More immediately, Spasskiy said, Russia would like to conclude such an agreement to provide a framework for future technical accords. Currently, he said, any time a new nuclear program is initiated between the United States and Russia, negotiators must go through a difficult and time-consuming process with agencies in each capital to meet regulations governing the transfer of fissile materials and sensitive information.
The second deal Russia is seeking is to amend a 1992 agreement that provides the legal basis for importing Russian LEU into the United States. Under a 20-year program begun in 1993, Russia has converted 275 metric tons of weapons-grade uranium into LEU and provided nearly half of the LEU used in nuclear power reactors in the United States.
Under the 1992 agreement, however, the government-established U.S. Enrichment Corporation (USEC) has been the sole organization permitted to sell the Russian fuel. The Kremlin views USEC as an unnecessary middleman.

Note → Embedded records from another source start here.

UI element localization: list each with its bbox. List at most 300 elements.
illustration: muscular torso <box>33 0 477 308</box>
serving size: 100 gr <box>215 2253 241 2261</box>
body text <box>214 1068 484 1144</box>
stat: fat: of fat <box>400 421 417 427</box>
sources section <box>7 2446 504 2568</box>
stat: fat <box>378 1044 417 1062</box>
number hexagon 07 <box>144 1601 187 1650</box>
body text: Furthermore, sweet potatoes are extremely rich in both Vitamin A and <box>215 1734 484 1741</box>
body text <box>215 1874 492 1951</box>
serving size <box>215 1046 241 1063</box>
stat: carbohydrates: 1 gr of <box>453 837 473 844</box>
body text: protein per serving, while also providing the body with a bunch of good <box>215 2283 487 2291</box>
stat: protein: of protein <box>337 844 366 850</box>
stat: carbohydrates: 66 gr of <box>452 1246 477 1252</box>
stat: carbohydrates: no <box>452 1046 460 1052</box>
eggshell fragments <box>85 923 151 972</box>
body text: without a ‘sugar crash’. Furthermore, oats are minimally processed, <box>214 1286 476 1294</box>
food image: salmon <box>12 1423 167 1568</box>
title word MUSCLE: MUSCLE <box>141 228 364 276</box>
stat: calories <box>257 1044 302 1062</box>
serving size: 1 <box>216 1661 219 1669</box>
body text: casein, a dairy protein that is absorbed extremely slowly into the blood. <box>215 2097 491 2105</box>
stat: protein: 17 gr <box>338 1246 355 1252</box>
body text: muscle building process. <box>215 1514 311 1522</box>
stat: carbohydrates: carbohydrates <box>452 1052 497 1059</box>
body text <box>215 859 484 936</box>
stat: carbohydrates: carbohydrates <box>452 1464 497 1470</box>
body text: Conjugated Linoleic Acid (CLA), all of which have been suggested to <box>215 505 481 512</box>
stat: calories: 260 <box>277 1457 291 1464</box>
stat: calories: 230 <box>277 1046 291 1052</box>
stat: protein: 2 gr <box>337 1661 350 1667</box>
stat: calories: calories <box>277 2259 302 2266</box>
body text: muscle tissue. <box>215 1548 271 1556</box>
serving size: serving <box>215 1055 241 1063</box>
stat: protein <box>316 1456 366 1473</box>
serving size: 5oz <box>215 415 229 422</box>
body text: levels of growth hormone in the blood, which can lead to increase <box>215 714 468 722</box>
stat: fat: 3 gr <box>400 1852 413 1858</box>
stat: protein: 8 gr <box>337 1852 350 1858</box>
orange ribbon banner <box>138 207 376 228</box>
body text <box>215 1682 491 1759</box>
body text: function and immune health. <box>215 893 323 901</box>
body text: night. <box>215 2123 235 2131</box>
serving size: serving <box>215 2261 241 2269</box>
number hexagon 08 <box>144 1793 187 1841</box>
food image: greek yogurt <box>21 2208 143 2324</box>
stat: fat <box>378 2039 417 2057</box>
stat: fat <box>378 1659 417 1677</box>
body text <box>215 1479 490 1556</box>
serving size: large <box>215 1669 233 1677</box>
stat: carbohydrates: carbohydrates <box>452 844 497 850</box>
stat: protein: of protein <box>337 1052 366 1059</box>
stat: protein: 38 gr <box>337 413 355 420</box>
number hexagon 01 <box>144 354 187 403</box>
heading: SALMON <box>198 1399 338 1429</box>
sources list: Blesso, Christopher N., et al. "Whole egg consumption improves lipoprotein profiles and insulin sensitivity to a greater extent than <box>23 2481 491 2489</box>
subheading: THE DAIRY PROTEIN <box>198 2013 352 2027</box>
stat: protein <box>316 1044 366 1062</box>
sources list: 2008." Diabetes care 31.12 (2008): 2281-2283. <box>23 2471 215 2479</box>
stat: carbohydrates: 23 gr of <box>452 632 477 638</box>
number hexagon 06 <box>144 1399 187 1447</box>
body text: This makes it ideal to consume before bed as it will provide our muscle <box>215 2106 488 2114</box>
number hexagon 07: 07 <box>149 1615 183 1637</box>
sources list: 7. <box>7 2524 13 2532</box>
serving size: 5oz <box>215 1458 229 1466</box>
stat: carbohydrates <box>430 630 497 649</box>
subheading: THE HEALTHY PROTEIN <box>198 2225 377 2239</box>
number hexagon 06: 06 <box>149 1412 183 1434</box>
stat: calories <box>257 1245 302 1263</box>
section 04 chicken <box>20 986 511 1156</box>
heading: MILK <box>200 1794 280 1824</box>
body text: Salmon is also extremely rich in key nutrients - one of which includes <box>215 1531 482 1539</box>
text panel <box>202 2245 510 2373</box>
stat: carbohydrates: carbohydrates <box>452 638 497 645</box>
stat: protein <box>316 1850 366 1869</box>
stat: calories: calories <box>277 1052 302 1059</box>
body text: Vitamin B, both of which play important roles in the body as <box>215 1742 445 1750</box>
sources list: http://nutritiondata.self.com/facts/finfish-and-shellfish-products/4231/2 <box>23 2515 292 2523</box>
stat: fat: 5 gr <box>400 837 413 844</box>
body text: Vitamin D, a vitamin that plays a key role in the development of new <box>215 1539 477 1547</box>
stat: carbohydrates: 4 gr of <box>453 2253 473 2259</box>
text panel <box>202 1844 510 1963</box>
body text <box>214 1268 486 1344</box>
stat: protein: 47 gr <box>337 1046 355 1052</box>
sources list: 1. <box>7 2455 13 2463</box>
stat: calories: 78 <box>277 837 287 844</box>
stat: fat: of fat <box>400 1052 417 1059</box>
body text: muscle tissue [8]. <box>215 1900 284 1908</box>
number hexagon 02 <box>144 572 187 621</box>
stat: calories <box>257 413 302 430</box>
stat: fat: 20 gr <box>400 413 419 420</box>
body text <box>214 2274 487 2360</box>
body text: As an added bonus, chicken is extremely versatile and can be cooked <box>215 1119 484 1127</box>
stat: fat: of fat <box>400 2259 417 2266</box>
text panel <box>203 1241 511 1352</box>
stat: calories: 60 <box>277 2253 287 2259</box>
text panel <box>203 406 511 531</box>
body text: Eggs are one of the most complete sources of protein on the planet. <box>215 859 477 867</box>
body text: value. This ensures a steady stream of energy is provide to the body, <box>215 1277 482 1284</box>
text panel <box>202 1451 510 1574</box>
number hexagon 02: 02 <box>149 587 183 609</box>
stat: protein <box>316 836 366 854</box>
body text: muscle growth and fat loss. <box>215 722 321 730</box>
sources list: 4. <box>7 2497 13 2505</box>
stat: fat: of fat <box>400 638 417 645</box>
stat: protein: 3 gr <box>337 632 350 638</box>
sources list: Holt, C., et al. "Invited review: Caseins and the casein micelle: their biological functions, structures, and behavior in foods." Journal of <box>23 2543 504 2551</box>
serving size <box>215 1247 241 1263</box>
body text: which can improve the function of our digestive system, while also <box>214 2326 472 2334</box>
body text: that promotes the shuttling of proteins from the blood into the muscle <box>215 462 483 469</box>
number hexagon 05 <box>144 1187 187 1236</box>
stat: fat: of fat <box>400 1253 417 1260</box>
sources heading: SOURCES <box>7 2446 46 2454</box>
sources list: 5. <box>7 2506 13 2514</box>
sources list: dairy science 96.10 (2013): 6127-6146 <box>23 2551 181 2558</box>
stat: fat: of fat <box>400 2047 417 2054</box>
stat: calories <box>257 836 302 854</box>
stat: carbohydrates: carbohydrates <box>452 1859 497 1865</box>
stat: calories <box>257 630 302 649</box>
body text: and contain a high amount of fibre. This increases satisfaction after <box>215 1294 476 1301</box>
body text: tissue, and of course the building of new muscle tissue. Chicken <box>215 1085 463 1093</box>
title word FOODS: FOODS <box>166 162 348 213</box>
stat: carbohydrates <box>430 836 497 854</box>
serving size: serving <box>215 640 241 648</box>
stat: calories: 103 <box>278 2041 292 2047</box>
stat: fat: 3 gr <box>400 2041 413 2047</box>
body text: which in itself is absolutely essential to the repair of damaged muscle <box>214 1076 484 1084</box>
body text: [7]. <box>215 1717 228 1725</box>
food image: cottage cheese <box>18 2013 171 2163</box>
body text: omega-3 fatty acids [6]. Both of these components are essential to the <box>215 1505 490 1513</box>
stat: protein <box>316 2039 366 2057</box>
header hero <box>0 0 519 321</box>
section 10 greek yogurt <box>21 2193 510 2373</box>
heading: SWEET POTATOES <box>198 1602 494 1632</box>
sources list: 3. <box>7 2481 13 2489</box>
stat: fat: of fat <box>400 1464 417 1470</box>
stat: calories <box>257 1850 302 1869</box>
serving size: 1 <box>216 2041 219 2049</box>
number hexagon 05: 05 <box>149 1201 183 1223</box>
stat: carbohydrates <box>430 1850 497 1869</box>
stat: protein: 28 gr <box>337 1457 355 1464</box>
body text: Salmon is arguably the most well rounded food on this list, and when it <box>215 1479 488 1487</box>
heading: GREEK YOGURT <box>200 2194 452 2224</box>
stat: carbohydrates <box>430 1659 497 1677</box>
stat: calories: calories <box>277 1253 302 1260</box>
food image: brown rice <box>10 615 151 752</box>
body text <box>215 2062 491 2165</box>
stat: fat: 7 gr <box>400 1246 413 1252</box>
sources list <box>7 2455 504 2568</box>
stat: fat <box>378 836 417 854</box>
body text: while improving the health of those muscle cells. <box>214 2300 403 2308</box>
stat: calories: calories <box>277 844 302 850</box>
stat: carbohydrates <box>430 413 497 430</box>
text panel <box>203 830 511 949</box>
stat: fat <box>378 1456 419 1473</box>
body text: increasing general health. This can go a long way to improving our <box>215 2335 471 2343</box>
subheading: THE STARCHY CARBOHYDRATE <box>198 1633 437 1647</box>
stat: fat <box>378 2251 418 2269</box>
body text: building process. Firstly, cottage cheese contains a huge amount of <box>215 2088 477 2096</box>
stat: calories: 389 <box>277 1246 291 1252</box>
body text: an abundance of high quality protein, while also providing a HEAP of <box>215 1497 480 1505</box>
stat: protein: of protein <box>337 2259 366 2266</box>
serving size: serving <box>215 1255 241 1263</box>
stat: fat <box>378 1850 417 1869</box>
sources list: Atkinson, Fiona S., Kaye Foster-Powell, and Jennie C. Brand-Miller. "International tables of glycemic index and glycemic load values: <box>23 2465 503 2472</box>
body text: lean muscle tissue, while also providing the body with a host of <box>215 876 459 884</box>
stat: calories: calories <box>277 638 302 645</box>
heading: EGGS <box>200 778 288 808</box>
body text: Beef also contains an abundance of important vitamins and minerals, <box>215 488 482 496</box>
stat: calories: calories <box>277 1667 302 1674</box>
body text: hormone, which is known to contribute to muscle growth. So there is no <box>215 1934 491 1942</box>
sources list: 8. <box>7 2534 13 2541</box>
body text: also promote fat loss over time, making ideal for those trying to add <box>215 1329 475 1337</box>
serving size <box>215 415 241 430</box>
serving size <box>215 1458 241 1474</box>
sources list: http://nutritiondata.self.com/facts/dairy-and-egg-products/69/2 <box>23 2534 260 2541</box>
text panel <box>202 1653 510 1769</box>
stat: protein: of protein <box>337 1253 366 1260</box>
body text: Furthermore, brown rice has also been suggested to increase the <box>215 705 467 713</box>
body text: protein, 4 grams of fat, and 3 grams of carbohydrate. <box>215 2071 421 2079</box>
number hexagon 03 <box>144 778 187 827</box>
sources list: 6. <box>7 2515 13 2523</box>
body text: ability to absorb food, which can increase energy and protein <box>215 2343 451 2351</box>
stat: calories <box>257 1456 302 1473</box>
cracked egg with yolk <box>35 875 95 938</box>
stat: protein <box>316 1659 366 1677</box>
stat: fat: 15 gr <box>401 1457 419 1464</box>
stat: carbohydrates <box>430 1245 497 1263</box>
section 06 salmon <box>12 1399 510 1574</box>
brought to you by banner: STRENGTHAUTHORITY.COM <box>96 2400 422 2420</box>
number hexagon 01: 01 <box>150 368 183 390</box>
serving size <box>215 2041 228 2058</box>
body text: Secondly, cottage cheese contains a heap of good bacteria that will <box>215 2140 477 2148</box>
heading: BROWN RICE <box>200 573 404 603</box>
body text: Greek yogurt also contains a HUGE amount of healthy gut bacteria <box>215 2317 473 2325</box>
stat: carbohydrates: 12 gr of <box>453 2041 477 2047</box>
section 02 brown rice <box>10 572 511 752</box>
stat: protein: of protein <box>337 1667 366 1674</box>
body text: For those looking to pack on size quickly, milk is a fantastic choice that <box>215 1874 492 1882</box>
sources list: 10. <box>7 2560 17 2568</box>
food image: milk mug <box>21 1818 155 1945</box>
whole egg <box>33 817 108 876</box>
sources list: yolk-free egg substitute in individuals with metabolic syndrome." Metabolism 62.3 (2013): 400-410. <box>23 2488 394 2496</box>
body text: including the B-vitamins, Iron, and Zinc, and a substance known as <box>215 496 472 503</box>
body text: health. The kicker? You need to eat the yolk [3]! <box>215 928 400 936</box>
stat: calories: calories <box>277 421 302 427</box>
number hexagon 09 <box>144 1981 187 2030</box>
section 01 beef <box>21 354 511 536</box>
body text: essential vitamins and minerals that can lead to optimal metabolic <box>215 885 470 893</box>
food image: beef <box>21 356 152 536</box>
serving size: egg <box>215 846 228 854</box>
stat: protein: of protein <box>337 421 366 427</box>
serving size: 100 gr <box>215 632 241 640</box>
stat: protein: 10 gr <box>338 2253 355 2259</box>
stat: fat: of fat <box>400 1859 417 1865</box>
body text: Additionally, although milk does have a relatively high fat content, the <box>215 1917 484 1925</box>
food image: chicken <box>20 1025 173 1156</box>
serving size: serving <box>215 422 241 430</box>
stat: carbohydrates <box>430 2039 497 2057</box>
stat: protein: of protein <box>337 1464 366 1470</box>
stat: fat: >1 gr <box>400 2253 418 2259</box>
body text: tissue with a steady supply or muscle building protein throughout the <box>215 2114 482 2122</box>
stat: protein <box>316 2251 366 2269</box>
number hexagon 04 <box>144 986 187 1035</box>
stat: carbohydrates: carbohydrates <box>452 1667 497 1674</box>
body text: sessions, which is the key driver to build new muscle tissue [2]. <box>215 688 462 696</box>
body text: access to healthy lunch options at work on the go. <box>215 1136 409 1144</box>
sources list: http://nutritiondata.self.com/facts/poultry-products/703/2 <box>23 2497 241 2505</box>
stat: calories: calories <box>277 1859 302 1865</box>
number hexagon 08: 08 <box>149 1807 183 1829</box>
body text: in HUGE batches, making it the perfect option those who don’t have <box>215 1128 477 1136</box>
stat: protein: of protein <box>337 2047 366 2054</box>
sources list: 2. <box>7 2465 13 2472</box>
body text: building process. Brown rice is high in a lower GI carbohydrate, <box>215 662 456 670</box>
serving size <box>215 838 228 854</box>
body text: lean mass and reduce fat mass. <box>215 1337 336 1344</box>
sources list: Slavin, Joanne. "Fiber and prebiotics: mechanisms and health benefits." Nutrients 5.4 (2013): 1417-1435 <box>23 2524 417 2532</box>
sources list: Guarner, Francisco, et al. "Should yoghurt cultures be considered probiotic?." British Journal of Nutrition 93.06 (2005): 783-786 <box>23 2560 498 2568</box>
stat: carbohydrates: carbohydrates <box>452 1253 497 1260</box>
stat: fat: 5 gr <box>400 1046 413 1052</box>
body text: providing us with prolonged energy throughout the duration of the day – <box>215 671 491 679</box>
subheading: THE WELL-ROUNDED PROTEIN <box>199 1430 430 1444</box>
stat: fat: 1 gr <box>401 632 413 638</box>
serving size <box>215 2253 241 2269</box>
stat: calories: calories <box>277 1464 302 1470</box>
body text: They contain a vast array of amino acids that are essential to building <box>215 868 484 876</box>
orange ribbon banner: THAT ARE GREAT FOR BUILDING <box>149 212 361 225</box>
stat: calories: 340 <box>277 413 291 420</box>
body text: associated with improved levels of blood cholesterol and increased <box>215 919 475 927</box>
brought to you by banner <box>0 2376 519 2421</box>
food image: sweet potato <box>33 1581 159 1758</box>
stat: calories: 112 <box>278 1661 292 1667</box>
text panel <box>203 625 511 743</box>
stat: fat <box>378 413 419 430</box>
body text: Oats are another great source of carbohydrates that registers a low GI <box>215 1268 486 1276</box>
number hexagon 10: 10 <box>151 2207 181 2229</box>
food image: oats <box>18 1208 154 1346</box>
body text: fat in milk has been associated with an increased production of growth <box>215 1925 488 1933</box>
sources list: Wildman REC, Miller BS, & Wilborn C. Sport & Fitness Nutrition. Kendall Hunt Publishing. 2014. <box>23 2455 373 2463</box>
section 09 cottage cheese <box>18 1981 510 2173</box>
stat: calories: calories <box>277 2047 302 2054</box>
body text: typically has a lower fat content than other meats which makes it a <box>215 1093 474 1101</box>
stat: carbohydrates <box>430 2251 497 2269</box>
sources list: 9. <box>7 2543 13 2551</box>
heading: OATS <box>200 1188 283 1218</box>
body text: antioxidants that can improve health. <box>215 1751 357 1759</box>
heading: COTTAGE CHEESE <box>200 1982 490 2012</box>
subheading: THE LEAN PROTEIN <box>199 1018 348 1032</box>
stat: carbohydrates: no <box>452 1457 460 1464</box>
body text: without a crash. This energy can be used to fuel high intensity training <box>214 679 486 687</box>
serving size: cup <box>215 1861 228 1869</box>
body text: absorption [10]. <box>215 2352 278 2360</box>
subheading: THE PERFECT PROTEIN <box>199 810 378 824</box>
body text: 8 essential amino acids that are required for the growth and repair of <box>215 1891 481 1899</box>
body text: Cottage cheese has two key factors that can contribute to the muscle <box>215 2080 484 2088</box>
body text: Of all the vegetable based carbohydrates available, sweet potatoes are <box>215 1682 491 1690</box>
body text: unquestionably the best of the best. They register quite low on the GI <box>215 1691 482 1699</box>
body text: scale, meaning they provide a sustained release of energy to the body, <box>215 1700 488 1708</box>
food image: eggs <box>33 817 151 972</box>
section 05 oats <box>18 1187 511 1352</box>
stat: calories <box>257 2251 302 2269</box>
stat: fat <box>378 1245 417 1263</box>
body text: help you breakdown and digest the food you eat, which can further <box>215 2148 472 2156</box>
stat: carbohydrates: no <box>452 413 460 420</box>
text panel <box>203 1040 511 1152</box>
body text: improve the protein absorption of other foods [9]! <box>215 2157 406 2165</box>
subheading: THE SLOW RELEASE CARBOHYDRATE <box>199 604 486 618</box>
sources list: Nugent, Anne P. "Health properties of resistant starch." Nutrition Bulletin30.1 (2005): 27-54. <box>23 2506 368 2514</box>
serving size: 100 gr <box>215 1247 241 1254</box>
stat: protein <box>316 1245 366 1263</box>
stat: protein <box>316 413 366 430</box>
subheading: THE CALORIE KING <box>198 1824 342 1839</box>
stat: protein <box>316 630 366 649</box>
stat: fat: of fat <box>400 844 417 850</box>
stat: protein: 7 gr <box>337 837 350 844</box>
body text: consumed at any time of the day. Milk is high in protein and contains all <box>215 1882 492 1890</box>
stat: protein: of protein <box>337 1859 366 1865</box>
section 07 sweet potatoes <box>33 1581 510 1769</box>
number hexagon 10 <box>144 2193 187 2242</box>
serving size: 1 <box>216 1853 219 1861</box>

Moreover, Russian officials are growing concerned as the 2013 end of the program nears without a new arrangement. They fear they will be shut out of the U.S. market entirely, as U.S. utilities often negotiate long-term supply contracts many years in advance. They have proposed a system under which they would be allowed to sell Russian enrichment services freely to U.S utilities but have said they would be willing initially to limit any sales to no more than 25 percent of the U.S. market. The fuel that would be provided under this scheme would not be down-blended from weapons material, they say.
U.S. utilities have supported this effort while lawmakers representing New Mexico and Ohio, states where USEC and a European consortium have proposed to build enrichment facilities, have balked.
Lawmakers have also cast a wary eye on efforts by Russia to modify a program under which each country is to dispose of 34 metric tons of excess weapons plutonium by blending the material into mixed oxide (MOX) fuel for nuclear reactors.
Lawmakers have been concerned that Russia has signaled that rather than incurring the cost of building new facilities to produce MOX fuel for existing light-water nuclear reactors, it wants to use existing facilities to produce a different blend of MOX fuel instead that could be used in existing and possibly future, advanced, fast neutron reactors. Russia says that such reactors could eventually produce less nuclear waste, although experts caution that doing so would require that the fuel be run through many times over a period that could last decades. These reactors could also lead to the production of more plutonium if run in certain ways.Spasskiy said Russia was committed to disposing of the 34 tons of plutonium. He said Russia intends to start disposal with an existing pilot, fast neutron reactor but left the door open to using MOX technology with light-water reactors. Russian officials, he said, have found the current technology more complicated than they originally envisaged and complained that promised international assistance to construct new facilities had fallen billions of dollars short.